A portion of the Asperges Antiphon with Psalm, as well as the first section of an unnamed Credo, may be found on Folio 8r (which also begins with an illuminated “P”).
Although we have three Latin Creeds (the ‘Apostles’, the ‘Nicene, and the ‘Athanasian’), the history of the texts is complicated; nonetheless, the one used at Mass is the one often referred to as the “Nicene.” It was introduced into the eastern eucharistic liturgy in the early 6th century in the form known as the ‘Nicene’ (or ‘Nicea-Constantinople’) version (so named because it summarises the doctrines agreed upon at the Councils of Nicea in 325 and Constantinople in 381), and it was adopted into the Visigothic rite not long afterward by the Council of Toledo (589).

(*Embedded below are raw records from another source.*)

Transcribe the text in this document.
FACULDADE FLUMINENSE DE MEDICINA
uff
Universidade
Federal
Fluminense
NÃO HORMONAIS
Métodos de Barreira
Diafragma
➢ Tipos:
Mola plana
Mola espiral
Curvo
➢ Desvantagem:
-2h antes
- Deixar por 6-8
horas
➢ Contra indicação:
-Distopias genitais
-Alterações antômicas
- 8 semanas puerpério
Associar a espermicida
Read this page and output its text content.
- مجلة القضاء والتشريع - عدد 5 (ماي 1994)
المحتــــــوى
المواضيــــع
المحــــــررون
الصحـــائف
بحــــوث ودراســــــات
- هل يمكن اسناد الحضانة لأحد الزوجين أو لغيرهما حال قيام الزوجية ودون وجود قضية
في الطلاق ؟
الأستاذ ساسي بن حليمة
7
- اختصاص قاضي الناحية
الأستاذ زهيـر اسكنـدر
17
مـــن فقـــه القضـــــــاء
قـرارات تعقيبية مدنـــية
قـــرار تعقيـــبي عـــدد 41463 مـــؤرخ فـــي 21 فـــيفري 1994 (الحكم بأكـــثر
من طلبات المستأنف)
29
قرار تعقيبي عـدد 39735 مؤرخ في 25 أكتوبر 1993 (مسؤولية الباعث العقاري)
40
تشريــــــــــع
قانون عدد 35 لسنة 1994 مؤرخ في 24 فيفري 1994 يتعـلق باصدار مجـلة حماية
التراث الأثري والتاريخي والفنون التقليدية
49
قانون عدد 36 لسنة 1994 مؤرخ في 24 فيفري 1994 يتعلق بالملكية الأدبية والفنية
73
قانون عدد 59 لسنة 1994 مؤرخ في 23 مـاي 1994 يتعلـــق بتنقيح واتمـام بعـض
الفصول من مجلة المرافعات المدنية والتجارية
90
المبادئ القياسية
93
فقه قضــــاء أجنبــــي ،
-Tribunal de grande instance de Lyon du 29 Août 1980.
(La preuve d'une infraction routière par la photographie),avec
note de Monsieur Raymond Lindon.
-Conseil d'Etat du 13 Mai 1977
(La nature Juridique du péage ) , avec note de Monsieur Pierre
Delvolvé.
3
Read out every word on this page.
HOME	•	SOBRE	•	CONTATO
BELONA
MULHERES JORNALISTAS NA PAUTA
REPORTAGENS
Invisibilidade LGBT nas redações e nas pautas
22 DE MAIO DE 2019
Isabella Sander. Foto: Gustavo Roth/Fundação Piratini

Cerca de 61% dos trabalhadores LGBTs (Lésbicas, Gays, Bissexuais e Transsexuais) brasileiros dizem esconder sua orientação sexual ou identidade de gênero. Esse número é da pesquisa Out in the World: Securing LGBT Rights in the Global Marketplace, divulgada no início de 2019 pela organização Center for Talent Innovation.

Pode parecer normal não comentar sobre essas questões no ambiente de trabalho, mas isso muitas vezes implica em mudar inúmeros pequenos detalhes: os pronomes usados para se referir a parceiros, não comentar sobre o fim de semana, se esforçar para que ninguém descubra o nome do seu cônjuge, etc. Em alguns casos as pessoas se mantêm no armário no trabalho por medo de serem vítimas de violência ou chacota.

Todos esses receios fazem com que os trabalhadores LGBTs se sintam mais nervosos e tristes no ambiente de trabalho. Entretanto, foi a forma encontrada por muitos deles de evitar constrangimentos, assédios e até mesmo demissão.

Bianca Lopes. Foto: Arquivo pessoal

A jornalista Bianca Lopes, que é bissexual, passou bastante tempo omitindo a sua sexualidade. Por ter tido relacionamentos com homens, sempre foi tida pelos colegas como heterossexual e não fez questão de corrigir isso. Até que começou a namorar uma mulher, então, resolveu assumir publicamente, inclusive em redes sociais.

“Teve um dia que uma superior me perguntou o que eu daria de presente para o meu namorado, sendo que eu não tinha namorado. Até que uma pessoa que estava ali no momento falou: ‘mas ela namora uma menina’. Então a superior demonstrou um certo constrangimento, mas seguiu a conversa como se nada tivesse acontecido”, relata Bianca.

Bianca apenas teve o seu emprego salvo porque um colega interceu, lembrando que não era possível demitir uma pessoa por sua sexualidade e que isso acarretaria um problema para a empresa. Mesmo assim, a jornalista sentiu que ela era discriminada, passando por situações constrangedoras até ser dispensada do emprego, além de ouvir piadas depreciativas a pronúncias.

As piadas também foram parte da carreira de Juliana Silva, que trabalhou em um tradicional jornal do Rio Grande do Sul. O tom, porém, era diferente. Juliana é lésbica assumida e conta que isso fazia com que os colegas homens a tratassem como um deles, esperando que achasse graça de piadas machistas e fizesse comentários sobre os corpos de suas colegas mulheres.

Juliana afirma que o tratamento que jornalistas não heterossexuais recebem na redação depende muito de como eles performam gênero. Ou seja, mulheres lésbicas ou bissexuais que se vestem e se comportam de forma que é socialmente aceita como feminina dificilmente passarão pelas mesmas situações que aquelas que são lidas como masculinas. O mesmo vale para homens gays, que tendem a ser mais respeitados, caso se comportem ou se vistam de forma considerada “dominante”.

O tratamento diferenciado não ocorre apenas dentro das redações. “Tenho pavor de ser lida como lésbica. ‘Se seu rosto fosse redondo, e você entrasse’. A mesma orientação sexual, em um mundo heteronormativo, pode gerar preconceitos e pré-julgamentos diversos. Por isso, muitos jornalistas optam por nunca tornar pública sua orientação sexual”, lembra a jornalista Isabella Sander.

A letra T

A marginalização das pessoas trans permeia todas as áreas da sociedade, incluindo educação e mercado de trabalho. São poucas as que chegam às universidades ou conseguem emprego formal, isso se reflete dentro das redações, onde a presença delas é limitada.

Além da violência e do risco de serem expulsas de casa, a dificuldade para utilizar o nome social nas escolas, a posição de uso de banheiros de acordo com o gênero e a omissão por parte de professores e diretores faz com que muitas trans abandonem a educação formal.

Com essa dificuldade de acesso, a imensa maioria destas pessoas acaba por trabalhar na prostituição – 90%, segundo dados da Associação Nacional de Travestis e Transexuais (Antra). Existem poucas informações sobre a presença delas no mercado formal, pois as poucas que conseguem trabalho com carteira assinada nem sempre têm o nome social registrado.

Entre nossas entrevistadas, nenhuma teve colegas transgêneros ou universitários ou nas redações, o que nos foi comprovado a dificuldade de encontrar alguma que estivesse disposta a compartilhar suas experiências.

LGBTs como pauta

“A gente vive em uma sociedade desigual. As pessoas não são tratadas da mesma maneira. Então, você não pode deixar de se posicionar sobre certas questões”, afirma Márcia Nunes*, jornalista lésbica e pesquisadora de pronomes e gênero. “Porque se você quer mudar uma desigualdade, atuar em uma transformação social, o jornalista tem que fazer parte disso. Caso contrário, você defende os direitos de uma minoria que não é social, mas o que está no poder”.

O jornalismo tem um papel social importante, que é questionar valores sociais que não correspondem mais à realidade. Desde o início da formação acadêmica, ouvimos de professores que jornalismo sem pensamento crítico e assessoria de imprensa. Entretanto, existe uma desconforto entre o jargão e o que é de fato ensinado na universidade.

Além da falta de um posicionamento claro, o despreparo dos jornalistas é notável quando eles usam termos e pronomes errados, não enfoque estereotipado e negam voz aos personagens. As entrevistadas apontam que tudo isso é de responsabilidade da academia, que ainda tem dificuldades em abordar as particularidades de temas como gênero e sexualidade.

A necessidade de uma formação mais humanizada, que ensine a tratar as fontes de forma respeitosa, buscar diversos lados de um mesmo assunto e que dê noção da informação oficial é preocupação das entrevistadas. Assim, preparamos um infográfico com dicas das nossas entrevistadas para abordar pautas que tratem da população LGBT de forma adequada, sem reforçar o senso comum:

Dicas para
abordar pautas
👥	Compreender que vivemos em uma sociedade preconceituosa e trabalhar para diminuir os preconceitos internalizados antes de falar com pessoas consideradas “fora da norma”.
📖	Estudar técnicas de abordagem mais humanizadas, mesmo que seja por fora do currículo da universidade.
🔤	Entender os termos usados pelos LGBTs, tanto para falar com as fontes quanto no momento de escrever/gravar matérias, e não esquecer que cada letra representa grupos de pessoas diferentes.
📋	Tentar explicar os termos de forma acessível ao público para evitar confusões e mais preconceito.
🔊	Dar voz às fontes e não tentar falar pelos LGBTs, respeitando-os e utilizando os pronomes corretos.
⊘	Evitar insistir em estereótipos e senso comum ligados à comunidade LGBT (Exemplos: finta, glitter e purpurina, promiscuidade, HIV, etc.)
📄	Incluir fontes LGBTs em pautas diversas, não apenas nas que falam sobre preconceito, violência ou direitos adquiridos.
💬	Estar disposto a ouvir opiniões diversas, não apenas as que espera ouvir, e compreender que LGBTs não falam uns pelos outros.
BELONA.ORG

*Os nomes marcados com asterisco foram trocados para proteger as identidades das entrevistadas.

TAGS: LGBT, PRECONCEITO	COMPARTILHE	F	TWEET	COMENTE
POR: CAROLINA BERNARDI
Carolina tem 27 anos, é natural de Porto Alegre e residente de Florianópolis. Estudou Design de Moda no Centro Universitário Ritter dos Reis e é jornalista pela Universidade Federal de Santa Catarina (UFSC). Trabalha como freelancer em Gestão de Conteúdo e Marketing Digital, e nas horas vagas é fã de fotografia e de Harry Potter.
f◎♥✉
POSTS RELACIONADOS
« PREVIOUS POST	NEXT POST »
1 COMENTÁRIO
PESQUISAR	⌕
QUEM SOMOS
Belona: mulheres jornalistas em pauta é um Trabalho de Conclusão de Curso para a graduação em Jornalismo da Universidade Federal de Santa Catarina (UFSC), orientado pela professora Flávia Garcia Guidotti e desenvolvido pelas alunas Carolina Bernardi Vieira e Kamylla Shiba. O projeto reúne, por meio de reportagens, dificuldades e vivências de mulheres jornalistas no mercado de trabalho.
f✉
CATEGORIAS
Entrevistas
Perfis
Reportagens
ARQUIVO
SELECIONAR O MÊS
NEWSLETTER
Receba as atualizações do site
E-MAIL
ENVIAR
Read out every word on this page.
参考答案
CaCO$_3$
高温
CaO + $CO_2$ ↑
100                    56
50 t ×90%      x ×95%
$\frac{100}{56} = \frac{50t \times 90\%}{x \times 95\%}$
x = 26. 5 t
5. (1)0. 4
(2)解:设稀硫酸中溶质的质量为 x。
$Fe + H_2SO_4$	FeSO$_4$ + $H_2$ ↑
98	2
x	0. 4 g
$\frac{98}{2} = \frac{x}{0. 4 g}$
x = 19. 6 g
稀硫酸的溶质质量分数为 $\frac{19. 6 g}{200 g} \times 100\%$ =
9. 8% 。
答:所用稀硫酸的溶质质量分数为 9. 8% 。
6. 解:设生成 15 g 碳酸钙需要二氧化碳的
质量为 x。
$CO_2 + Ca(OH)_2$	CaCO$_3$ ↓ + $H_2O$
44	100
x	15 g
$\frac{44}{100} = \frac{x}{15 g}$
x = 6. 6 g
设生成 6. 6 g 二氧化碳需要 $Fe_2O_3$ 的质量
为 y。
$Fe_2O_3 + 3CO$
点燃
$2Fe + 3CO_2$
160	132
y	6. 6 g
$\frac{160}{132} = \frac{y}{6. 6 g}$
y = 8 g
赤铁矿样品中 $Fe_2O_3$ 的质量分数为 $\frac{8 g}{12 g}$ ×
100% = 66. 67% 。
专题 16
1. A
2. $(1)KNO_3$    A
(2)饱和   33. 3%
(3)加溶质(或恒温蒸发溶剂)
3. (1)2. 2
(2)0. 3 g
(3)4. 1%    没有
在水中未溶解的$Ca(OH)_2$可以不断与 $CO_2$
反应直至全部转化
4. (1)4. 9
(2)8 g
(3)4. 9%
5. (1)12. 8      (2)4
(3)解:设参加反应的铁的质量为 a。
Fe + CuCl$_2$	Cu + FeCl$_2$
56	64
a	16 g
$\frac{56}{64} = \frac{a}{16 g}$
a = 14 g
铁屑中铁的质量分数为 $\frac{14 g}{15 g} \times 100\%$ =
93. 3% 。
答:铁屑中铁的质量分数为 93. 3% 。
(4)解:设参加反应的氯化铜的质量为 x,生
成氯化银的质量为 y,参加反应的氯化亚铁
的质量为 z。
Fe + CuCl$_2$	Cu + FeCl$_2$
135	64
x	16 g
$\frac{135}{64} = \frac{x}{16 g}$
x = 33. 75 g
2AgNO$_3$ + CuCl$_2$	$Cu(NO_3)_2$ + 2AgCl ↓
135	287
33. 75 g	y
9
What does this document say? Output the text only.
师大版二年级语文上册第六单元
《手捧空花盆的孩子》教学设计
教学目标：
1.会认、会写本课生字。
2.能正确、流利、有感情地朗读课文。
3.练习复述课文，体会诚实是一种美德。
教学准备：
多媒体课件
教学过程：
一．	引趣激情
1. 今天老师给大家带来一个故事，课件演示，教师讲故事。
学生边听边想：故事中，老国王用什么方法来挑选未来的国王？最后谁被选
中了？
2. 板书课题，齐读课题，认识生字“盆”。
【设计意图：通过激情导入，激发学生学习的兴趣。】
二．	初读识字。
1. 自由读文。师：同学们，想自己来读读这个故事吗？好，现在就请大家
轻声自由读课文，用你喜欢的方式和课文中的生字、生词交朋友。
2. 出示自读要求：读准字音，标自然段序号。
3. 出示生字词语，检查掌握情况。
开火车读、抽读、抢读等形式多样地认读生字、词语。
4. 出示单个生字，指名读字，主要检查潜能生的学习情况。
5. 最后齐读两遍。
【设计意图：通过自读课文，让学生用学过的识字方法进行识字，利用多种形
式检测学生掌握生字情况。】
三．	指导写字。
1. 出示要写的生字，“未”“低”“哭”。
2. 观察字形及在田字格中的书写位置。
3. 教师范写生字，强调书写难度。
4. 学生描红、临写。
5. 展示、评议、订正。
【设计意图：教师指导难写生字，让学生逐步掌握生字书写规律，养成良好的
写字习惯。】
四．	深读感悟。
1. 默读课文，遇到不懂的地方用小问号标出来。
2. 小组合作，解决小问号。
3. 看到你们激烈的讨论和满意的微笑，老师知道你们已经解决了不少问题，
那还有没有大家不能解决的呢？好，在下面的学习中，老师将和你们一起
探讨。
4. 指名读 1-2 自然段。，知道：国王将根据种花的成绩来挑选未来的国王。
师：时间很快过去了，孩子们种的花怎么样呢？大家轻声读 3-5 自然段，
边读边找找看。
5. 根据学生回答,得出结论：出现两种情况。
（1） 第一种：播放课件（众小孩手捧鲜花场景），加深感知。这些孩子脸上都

This practice’s adoption followed theological disputes in both situations, with the goal of clarifying the conviction that everyone who participate in the Eucharist should hold as a result of their participation.
Baptismal usage of the Credo (or Symbolum, as it was known in this capacity) persisted throughout the Middle Ages, and it is thought to have been responsible for the maintenance of a Greek version in Latin manuscripts portraying customs in northern France and Germany at the time.
Musicians and composers are included in the New Grove II Dictionary of Music and Musicians Online.